CHARLOTTE, N.C. -- Five months ago doctors weren't sure 6-year-old Jakob Clark would walk again.
He was attacked by a pit bull. His arms and legs were badly damaged. Jakob has made incredible progress but his parents say he still has a lot of work ahead.
Jakob spent 37 days in a hospital before returning home in January to a rock star welcome, complete with high-fives, cheering kids and a balloon release.
"I like that all my friends were there. I really was excited to come home," Jakob said.
A pit bull attacked the kindergartner just days before Christmas.
"He was on a ventilator. He had lost blood. He was in critical condition. It was serious," said Jakob's mother, Donna. "He was badly wounded. ... The ride to the hospital I didn't know what to expect. Thomas rode in the ambulance so it was the longest ride of my life just getting to the hospital."
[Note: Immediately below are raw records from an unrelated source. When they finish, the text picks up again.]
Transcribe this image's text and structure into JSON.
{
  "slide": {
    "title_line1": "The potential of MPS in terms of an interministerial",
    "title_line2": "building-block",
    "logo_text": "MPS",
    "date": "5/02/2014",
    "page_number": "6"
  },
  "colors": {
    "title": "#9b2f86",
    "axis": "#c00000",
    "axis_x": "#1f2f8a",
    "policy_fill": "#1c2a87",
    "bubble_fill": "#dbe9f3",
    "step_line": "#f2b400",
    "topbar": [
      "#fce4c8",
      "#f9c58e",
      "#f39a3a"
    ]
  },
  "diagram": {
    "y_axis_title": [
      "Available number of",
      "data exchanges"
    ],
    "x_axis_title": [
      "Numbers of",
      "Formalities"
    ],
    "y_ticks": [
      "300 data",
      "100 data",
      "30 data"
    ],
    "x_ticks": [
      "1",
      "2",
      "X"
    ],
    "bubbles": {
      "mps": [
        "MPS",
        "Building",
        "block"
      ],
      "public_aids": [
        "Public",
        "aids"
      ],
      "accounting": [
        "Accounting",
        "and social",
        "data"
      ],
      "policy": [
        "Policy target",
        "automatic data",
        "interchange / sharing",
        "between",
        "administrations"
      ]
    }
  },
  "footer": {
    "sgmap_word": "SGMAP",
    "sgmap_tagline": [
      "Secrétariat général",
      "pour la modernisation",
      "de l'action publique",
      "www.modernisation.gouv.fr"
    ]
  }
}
Jakob underwent 13 surgeries. He lost some use of his arms and is now left-handed inside of right-handed. He also had to learn to walk again.
"I was worried about him keeping both arms and having any use of his leg," said Jakob's father, Thomas. "Now, he's writing and throwing with his left arm and it's amazing."
Jakob has physical therapy three times a week.
"The dog removed bone from my child's elbow," said Thomas Clark.
"He's had to have muscle grafts, skin grafts," said Donna Clark. "He is such an inspiration to me because his will and determination. He never complains about going to therapy. ... He's gained his weight back, he's laughing and he can walk around. He's a 6-year-old boy again."
There are a lot of celebrations these days but also a lot of work for Jakob and the rest of the family. They are pushing for new laws, banning pit bulls as pets.
"We've been through hell and back and I just don't want anyone else to go through that," Thomas Clark said.
Even Jakob's 9-year-old sister is playing her part, writing a letter to President Barack Obama, asking him to outlaw pit bulls.
"I think she just wants no one to get hurt again," Jakob said.
"We've just come so far," Donna Clark said. "When this first happened, we were in the hospital and we didn't know what was going to happen. ... And now, he's a typical 6-year-old boy again. He comes home, has a snack, out the door he goes, running and playing in the neighborhood. He's back to being a normal 6-year-old boy again."